Activist and lawyer, Dele Farotimi, has revealed that he is still battling four separate lawsuits filed in different states by members of Aare Afe Babalola’s law office, despite the withdrawal of criminal charges against him.
Farotimi made this disclosure on Sunday while speaking during The Toyin Falola Interviews.
His remarks come months after the founder of Afe Babalola University, Ado Ekiti, Aare Afe Babalola (SAN), announced on January 27 that he would withdraw the legal cases filed against him.
The controversy began when Babalola petitioned the Ekiti State Commissioner of Police, accusing Farotimi of defamation over claims made in his book, Nigeria and its Criminal Justice System.
This led to Farotimi’s arrest and subsequent arraignment on charges of criminal defamation and cyberbullying in separate courts in Ado Ekiti.
Following interventions from the Ooni of Ife, Oba Adeyeye Ogunwusi, and other prominent traditional rulers, Babalola decided to withdraw the case.
However, during Sunday’s discussion themed ‘Politics, Law, and Society’, Farotimi stated that while the criminal charges had been dropped, he was still facing multiple civil suits.
“My inability to speak to certain aspects of this issue is borne out of the fact that, despite the discontinuation of the criminal proceeding, I still have four suits that I am aware of, in four different states of the federation, filed by members of the same law office, against my person,” he disclosed.
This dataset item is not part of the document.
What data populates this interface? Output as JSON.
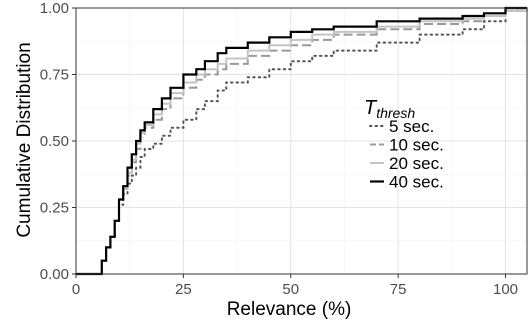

Farotimi defended his book as a well-researched work based on personal experiences and observations rather than idle gossip.
“I did not sit down in a beer parlour; I was not at an officers’ mess; I was not gossiping. It was not idle, cheap talk. I wrote a book,” he asserted. “Let us deal with veracity. Anybody can go and read and then come back and challenge me with the lie that I have told.”
He also dismissed the notion that the legal battles were a personal vendetta against him, instead framing them as a broader challenge to Nigeria’s judicial system.
“This is not a trial of Dele Farotimi. Let nobody make that error. It is a trial of the legal system that we have built as a collective,” he declared.
Farotimi reiterated that his book was never intended as an attack on individuals, including Afe Babalola, but was instead a critique of systemic corruption in the judiciary.
“Chief Afe Babalola is more than old enough to be my father,” he stated. “I did not set out to destroy the man or to tarnish his image. Nothing personal. I was writing about the institution of the judiciary.”
Addressing his critics, he clarified that his work was focused on institutional failures rather than individuals.
“Multiple names were mentioned in the book, and offices were mentioned. I did not set out to libel anybody,” he explained. “I simply told the truth of what I saw. All I did was write a book. Maybe we have become too accustomed to lies and allergic to truth, to the point where telling the truth has become a sin.”
Farotimi emphasized that for Nigeria to undergo meaningful reform, citizens must confront difficult realities rather than suppress them.
“We have built a system that rewards deception and punishes truth. I am being sued not because I have lied, but because I have dared to speak the truth.”
He also criticized those who dismissed his book without reading it, calling out what he saw as intellectual laziness.
“Ninety per cent of the persons criticizing me for whatever they believe my tactics to have been in writing the book have not read the book,” he argued. “If Nigerians would stop being so philistinic and illiterate, if they would dare to read, there would be no arguments as to the proof of what I have written.”